異形の植物

山村雅昭

山村雅昭(1939-1987年)は、1974年以降に植物を独自の視点から撮影し、写真集『植物に』(1976年)、『花狩』(1988年)を発表しています。植物を捉えた写真というと、植物図鑑に掲載されるような個別の植物をクローズアップして捉えた写真や、遠方を望む風景写真を思い浮かべますが、山村がレンズを向けるのは間近な、数歩ほどしか離れていないところにある植え込みや茂みです。日中にストロボを焚き、植物に閃光を浴びせて撮影するため、枝葉や花弁の色彩のコントラストが強調され、遠景と近景の間の距離が圧縮され、植物と周囲の光景の間でスケール感がちぐはぐになったような視覚効果が生み出されています。

ストロボの閃光によって、植物が瞬間的に硬直し、強い意思を持って屹立しているかのような、自然光のもとでは目にすることのできない異形の姿が曝け出されています。カラー作品の『花狩』では、「狩」という言葉にも表されているように、植物の生殖器官である花に焦点を合わせ、花と対決するかのような力のせめぎあいが画面の中に充満しています。

「葉鶏頭」撮影年不詳 ©Gasho Yamamura

『花狩』は、花を捉える視点の位置も特徴的です。通常花壇や植え込みを眺めるような、見下ろしたり、見渡したりするような視点ではなく、仰角の視点が多用されており、茂みの近くで花の周りを飛び回る昆虫の視点から捉えられた光景の中では、可憐な花々でさえも、地面から猛々しく聳え立っているかのようです。

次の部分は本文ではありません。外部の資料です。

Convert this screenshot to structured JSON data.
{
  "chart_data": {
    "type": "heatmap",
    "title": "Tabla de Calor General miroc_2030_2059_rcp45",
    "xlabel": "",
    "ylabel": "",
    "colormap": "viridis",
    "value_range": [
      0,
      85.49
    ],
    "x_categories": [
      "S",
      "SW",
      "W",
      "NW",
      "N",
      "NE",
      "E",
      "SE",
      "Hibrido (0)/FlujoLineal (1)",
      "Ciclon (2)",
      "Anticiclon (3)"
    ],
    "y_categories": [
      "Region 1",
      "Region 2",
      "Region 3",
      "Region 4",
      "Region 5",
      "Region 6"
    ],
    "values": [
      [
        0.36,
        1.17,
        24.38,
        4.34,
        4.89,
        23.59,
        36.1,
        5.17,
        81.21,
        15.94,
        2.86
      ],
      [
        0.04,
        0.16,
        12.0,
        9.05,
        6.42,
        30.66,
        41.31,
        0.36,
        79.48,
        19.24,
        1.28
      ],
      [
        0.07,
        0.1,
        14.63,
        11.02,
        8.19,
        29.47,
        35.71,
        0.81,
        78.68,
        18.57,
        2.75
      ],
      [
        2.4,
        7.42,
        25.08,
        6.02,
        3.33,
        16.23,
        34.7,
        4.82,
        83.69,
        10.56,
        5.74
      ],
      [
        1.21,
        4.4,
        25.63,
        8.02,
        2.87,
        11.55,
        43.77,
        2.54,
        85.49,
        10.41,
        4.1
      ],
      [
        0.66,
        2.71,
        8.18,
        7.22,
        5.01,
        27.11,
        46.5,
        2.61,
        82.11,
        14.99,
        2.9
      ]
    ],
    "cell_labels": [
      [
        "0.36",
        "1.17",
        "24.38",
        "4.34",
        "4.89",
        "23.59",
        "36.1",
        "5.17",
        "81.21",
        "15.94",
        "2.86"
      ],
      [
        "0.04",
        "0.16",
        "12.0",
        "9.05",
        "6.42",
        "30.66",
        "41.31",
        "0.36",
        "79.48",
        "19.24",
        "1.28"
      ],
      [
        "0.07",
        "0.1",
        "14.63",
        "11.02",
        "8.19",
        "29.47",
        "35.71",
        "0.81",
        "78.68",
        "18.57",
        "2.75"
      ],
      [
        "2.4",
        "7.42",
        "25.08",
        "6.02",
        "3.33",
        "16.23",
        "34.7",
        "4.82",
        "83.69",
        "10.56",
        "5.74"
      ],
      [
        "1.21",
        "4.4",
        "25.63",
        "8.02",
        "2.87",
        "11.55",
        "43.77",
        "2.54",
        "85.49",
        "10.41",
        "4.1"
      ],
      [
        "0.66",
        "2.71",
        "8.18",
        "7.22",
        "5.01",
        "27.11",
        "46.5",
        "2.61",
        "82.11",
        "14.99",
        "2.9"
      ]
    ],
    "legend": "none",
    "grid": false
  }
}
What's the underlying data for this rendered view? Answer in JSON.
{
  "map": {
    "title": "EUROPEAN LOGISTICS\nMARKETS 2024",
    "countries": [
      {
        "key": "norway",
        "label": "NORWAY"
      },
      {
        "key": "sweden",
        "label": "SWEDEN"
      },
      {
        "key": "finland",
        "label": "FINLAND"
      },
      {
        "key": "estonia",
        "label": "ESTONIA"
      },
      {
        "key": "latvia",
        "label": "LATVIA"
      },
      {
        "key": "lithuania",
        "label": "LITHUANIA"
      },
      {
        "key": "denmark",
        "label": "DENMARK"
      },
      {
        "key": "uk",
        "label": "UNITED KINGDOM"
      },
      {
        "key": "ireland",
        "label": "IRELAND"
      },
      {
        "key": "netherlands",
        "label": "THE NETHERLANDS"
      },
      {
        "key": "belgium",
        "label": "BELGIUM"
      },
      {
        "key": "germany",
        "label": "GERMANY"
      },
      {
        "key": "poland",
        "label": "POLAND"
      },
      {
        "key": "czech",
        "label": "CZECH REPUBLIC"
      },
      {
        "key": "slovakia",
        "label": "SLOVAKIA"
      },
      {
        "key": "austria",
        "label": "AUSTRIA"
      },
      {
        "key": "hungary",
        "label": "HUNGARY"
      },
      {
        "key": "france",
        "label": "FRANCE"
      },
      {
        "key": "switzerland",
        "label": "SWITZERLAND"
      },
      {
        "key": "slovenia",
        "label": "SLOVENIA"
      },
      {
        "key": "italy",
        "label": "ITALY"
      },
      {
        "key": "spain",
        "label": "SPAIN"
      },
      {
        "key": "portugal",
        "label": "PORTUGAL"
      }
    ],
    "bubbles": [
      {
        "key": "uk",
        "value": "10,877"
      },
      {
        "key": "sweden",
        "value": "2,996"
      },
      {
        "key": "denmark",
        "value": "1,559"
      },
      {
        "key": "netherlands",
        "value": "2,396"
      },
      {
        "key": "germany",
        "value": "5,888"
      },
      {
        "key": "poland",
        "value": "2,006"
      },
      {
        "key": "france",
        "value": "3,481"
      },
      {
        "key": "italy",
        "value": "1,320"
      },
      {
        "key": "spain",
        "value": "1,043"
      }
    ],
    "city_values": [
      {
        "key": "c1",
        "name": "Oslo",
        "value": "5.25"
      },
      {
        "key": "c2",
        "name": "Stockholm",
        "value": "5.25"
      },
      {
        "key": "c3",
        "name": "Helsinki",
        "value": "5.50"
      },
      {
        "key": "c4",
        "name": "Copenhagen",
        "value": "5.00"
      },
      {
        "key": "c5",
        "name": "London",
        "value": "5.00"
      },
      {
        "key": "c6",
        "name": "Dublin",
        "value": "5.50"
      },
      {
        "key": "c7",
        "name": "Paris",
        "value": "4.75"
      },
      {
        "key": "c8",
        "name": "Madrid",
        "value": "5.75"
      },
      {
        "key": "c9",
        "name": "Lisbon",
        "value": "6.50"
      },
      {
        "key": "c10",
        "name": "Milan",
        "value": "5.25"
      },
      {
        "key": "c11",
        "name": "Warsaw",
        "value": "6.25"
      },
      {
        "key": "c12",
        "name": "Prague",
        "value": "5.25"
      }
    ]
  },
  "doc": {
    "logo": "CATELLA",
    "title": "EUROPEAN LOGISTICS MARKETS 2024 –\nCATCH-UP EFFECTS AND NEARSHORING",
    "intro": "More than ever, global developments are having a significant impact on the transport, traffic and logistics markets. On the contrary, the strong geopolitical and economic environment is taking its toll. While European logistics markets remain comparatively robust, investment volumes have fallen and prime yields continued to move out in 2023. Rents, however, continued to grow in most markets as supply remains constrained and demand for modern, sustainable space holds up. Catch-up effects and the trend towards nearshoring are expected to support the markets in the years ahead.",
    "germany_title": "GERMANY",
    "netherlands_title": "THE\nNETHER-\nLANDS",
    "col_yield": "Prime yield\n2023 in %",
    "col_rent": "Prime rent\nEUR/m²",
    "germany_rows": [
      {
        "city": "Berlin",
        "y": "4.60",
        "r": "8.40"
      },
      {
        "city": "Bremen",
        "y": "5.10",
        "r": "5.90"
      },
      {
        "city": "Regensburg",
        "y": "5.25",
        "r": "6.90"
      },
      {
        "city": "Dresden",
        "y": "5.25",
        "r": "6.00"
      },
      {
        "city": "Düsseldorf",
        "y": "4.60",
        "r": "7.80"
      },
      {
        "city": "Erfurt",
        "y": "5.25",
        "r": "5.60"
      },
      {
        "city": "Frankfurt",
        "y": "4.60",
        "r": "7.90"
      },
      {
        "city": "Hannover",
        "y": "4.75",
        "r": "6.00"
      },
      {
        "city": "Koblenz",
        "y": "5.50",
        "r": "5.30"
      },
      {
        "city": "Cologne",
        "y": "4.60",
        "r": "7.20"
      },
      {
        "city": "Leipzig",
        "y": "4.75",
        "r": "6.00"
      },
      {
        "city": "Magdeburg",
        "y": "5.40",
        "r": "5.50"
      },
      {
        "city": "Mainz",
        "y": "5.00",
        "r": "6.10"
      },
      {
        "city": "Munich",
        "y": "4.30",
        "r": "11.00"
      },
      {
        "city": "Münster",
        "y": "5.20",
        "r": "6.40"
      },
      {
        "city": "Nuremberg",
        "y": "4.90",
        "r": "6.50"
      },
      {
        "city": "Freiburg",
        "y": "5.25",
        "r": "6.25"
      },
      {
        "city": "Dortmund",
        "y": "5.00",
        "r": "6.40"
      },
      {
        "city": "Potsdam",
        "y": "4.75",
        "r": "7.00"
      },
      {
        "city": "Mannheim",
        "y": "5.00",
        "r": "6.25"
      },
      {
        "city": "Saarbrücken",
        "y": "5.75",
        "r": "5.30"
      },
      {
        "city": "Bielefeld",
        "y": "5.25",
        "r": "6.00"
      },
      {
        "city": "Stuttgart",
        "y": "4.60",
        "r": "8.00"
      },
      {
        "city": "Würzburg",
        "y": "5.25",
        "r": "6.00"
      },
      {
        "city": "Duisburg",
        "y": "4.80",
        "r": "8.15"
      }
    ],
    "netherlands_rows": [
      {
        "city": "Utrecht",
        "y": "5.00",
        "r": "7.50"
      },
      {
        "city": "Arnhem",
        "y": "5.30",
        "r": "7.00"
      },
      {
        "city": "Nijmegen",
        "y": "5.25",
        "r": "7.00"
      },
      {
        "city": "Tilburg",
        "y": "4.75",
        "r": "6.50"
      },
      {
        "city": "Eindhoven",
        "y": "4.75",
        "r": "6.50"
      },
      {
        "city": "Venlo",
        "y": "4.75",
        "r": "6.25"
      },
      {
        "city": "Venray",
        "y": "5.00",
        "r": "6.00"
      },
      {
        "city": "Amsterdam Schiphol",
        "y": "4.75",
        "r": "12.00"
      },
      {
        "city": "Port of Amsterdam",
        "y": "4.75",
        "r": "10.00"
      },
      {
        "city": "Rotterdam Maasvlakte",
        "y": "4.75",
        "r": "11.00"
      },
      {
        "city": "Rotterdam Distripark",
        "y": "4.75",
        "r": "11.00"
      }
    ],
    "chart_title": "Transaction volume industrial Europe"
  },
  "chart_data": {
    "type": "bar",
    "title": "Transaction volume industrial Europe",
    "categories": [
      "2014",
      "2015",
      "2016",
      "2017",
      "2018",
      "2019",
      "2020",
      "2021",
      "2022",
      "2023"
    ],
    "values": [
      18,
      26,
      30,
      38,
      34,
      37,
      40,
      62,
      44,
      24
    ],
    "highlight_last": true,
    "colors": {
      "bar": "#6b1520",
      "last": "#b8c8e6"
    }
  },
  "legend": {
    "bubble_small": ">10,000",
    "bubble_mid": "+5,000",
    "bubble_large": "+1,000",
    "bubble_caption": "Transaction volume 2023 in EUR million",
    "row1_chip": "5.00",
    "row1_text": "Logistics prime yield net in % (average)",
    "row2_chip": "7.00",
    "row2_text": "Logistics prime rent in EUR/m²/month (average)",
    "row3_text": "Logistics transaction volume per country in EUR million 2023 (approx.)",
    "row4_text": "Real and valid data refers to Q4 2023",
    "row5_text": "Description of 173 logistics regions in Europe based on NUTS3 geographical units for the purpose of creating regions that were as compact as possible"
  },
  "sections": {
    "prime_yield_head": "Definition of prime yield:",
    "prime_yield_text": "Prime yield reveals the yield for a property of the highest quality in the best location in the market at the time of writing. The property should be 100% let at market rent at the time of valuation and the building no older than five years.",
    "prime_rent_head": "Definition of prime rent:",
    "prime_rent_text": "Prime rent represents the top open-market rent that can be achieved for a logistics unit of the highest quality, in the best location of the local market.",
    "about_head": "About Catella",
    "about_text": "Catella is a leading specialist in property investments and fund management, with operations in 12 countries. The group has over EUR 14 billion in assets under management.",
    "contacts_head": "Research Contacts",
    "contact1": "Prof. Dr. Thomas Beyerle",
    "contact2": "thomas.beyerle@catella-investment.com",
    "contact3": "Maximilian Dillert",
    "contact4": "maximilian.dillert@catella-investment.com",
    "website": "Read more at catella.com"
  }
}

昆虫のような「人間ならざる存在」の視点から植物を執拗に撮影し続けた山村の根底には、通常自明のものとされるようなものの見方に問いを投げかけ、日常の中に潜む異貌を探り当てようとする姿勢があったのではないでしょうか。

「パープルコーンフラワー」撮影年不詳 ©Gasho Yamamura

人間を中心に据える世界観の中では、植物は人の手で栽培され、伐採され、食糧として利用できるものとして捉えられがちですが、植物は、人間よりも遥か昔から地上に存在し、光合成によってあらゆる生命を支えています。光合成(photosynthesis)を行う植物を、ストロボ光という光の作用を通して写真(photograph)に定着することで、山村はカメラを通して世界に対峙することの意味を自らに問うていたのでしょう。

「ハス」撮影年不詳 ©Gasho Yamamura

山村が捉えた光景は、人間のことを意に介さずに存在する異物としての植物の存在感を露わにするとともに、人間が存在する以前の、あるいは地上から消え去ってしまった後の世界をも想起させます。現実の世界に対峙しながら、時空を超えた世界を幻視することで、カメラは時として、撮影者の内的世界と外的世界の間の回路を切り拓く装置となるのかもしれません。

小林 美香

東京国立近代美術館客員研究員

国内外で写真に関する講義やワークショップを行う一方、展覧会の企画や雑誌への寄稿など、多方面で活躍。